Plötzlich Sonne auf dem Brot,- das wünsche ich uns für dieses Osterfest.

Ich wünsche uns, dass uns die Osterbotschaft „Fürchtet euch nicht! Christus ist auferstanden. Freut euch!“ erreicht und stärkt für unseren Alltag, der durch die Auferstehung verwandelt wird.
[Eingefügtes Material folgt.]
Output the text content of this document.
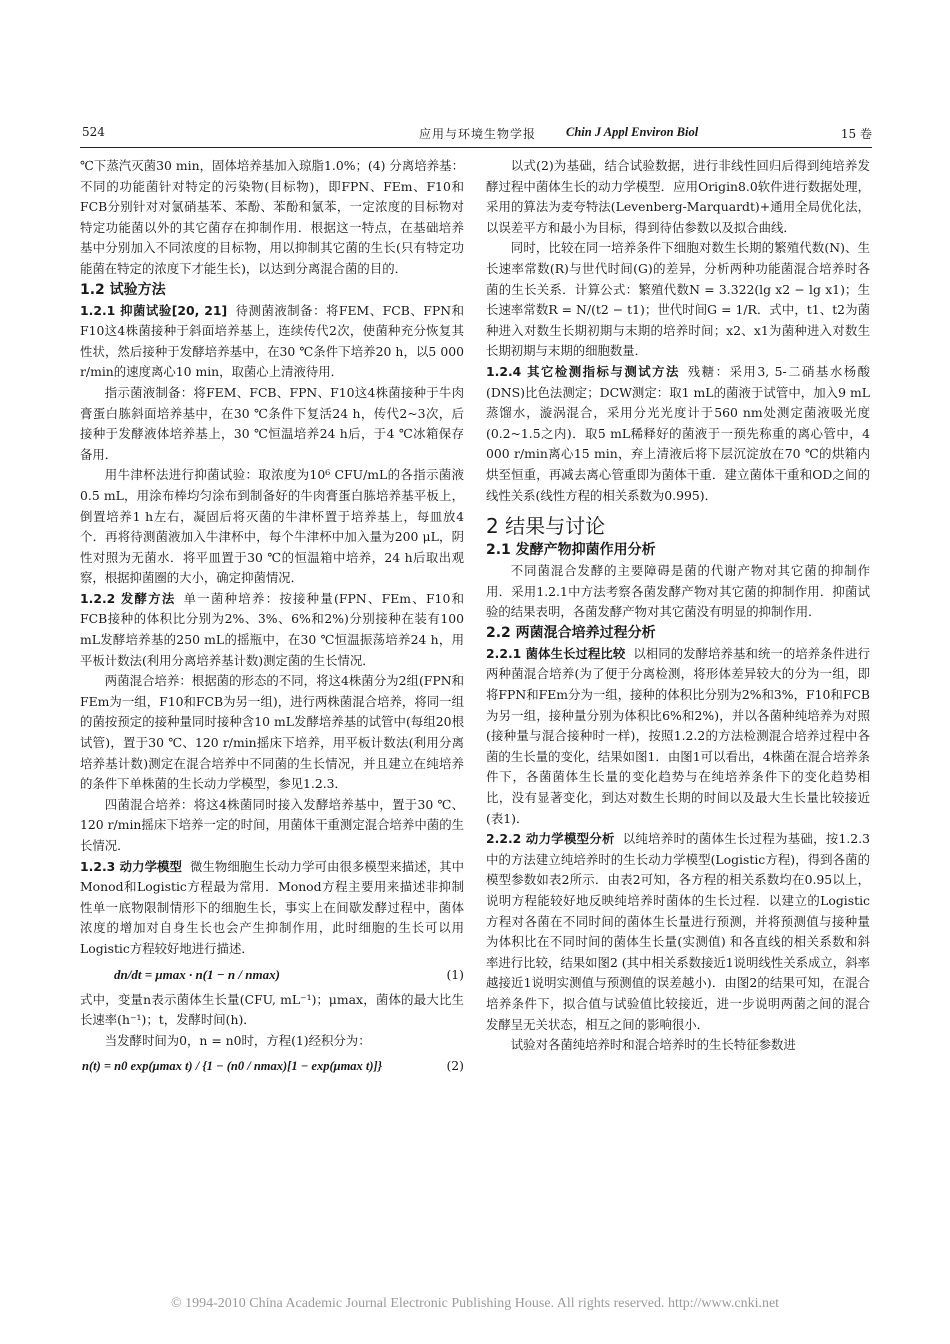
524	应用与环境生物学报 Chin J Appl Environ Biol	15 卷

℃下蒸汽灭菌30 min，固体培养基加入琼脂1.0%；(4) 分离培养基：不同的功能菌针对特定的污染物(目标物)，即FPN、FEm、F10和FCB分别针对对氯硝基苯、苯酚、苯酚和氯苯，一定浓度的目标物对特定功能菌以外的其它菌存在抑制作用．根据这一特点，在基础培养基中分别加入不同浓度的目标物，用以抑制其它菌的生长(只有特定功能菌在特定的浓度下才能生长)，以达到分离混合菌的目的．

1.2 试验方法

1.2.1 抑菌试验[20, 21] 待测菌液制备：将FEM、FCB、FPN和F10这4株菌接种于斜面培养基上，连续传代2次，使菌种充分恢复其性状，然后接种于发酵培养基中，在30 ℃条件下培养20 h，以5 000 r/min的速度离心10 min，取菌心上清液待用．

指示菌液制备：将FEM、FCB、FPN、F10这4株菌接种于牛肉膏蛋白胨斜面培养基中，在30 ℃条件下复活24 h，传代2~3次，后接种于发酵液体培养基上，30 ℃恒温培养24 h后，于4 ℃冰箱保存备用．

用牛津杯法进行抑菌试验：取浓度为10⁶ CFU/mL的各指示菌液0.5 mL，用涂布棒均匀涂布到制备好的牛肉膏蛋白胨培养基平板上，倒置培养1 h左右，凝固后将灭菌的牛津杯置于培养基上，每皿放4个．再将待测菌液加入牛津杯中，每个牛津杯中加入量为200 μL，阴性对照为无菌水．将平皿置于30 ℃的恒温箱中培养，24 h后取出观察，根据抑菌圈的大小，确定抑菌情况．

1.2.2 发酵方法 单一菌种培养：按接种量(FPN、FEm、F10和FCB接种的体积比分别为2%、3%、6%和2%)分别接种在装有100 mL发酵培养基的250 mL的摇瓶中，在30 ℃恒温振荡培养24 h，用平板计数法(利用分离培养基计数)测定菌的生长情况．

两菌混合培养：根据菌的形态的不同，将这4株菌分为2组(FPN和FEm为一组，F10和FCB为另一组)，进行两株菌混合培养，将同一组的菌按预定的接种量同时接种含10 mL发酵培养基的试管中(每组20根试管)，置于30 ℃、120 r/min摇床下培养，用平板计数法(利用分离培养基计数)测定在混合培养中不同菌的生长情况，并且建立在纯培养的条件下单株菌的生长动力学模型，参见1.2.3．

四菌混合培养：将这4株菌同时接入发酵培养基中，置于30 ℃、120 r/min摇床下培养一定的时间，用菌体干重测定混合培养中菌的生长情况．

1.2.3 动力学模型 微生物细胞生长动力学可由很多模型来描述，其中Monod和Logistic方程最为常用．Monod方程主要用来描述非抑制性单一底物限制情形下的细胞生长，事实上在间歇发酵过程中，菌体浓度的增加对自身生长也会产生抑制作用，此时细胞的生长可以用Logistic方程较好地进行描述．

dn/dt = μmax · n(1 − n / nmax)	(1)

式中，变量n表示菌体生长量(CFU, mL⁻¹)；μmax，菌体的最大比生长速率(h⁻¹)；t，发酵时间(h)．

当发酵时间为0，n = n0时，方程(1)经积分为：

n(t) = n0 exp(μmax t) / {1 − (n0 / nmax)[1 − exp(μmax t)]}	(2)

以式(2)为基础，结合试验数据，进行非线性回归后得到纯培养发酵过程中菌体生长的动力学模型．应用Origin8.0软件进行数据处理，采用的算法为麦夸特法(Levenberg-Marquardt)+通用全局优化法，以误差平方和最小为目标，得到待估参数以及拟合曲线．

同时，比较在同一培养条件下细胞对数生长期的繁殖代数(N)、生长速率常数(R)与世代时间(G)的差异，分析两种功能菌混合培养时各菌的生长关系．计算公式：繁殖代数N = 3.322(lg x2 − lg x1)；生长速率常数R = N/(t2 − t1)；世代时间G = 1/R．式中，t1、t2为菌种进入对数生长期初期与末期的培养时间；x2、x1为菌种进入对数生长期初期与末期的细胞数量．

1.2.4 其它检测指标与测试方法 残糖：采用3, 5-二硝基水杨酸(DNS)比色法测定；DCW测定：取1 mL的菌液于试管中，加入9 mL蒸馏水，漩涡混合，采用分光光度计于560 nm处测定菌液吸光度(0.2~1.5之内)．取5 mL稀释好的菌液于一预先称重的离心管中，4 000 r/min离心15 min，弃上清液后将下层沉淀放在70 ℃的烘箱内烘至恒重，再减去离心管重即为菌体干重．建立菌体干重和OD之间的线性关系(线性方程的相关系数为0.995)．

2 结果与讨论
2.1 发酵产物抑菌作用分析

不同菌混合发酵的主要障碍是菌的代谢产物对其它菌的抑制作用．采用1.2.1中方法考察各菌发酵产物对其它菌的抑制作用．抑菌试验的结果表明，各菌发酵产物对其它菌没有明显的抑制作用．

2.2 两菌混合培养过程分析

2.2.1 菌体生长过程比较 以相同的发酵培养基和统一的培养条件进行两种菌混合培养(为了便于分离检测，将形体差异较大的分为一组，即将FPN和FEm分为一组，接种的体积比分别为2%和3%，F10和FCB为另一组，接种量分别为体积比6%和2%)，并以各菌种纯培养为对照(接种量与混合接种时一样)，按照1.2.2的方法检测混合培养过程中各菌的生长量的变化，结果如图1．由图1可以看出，4株菌在混合培养条件下，各菌菌体生长量的变化趋势与在纯培养条件下的变化趋势相比，没有显著变化，到达对数生长期的时间以及最大生长量比较接近(表1)．

2.2.2 动力学模型分析 以纯培养时的菌体生长过程为基础，按1.2.3中的方法建立纯培养时的生长动力学模型(Logistic方程)，得到各菌的模型参数如表2所示．由表2可知，各方程的相关系数均在0.95以上，说明方程能较好地反映纯培养时菌体的生长过程．以建立的Logistic方程对各菌在不同时间的菌体生长量进行预测，并将预测值与接种量为体积比在不同时间的菌体生长量(实测值) 和各直线的相关系数和斜率进行比较，结果如图2 (其中相关系数接近1说明线性关系成立，斜率越接近1说明实测值与预测值的误差越小)．由图2的结果可知，在混合培养条件下，拟合值与试验值比较接近，进一步说明两菌之间的混合发酵呈无关状态，相互之间的影响很小．

试验对各菌纯培养时和混合培养时的生长特征参数进

© 1994-2010 China Academic Journal Electronic Publishing House. All rights reserved. http://www.cnki.net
Gott verspricht uns neues Leben, mitten in dieser Welt: Trauer kann sich in Dankbarkeit verwandeln, Angst in Mut, Hoffnungslosigkeit in neues Vertrauen.

Wir können uns neu auf den Weg machen, Hoffnungswege für uns gehen, unsere Sehnsucht nach Hoffnung auf neues Leben stärken, spüren, wo uns Gottes Liebe zum Leben berührt.

Sichtbares Zeichen dafür ist das Kreuz, das zum Lebensbaum wird und grüne Zweige und Blüten austreibt.

Wenn Sie mögen, können sie Ostern vor der Friedenskirche in Berne (Lienaustraße 6) und vor der Erlöserkirche in Farmsen (Bramfelder Weg 23) das Kreuz mit Zweigen und Blumen zum Blühen bringen, und ein Osterlicht mit nach Hause nehmen. Ostersonntag ab 10 Uhr in Farmsen und ab 11 Uhr in Berne liegen Zweige und Blumen vor der Kirche für sie bereit, und Osterkerzen leuchten zum Mitnehmen.

Plötzlich haben wir Sonne auf unserem Brot!

Ich wünsche uns allen ein gesegnetes Osterfest.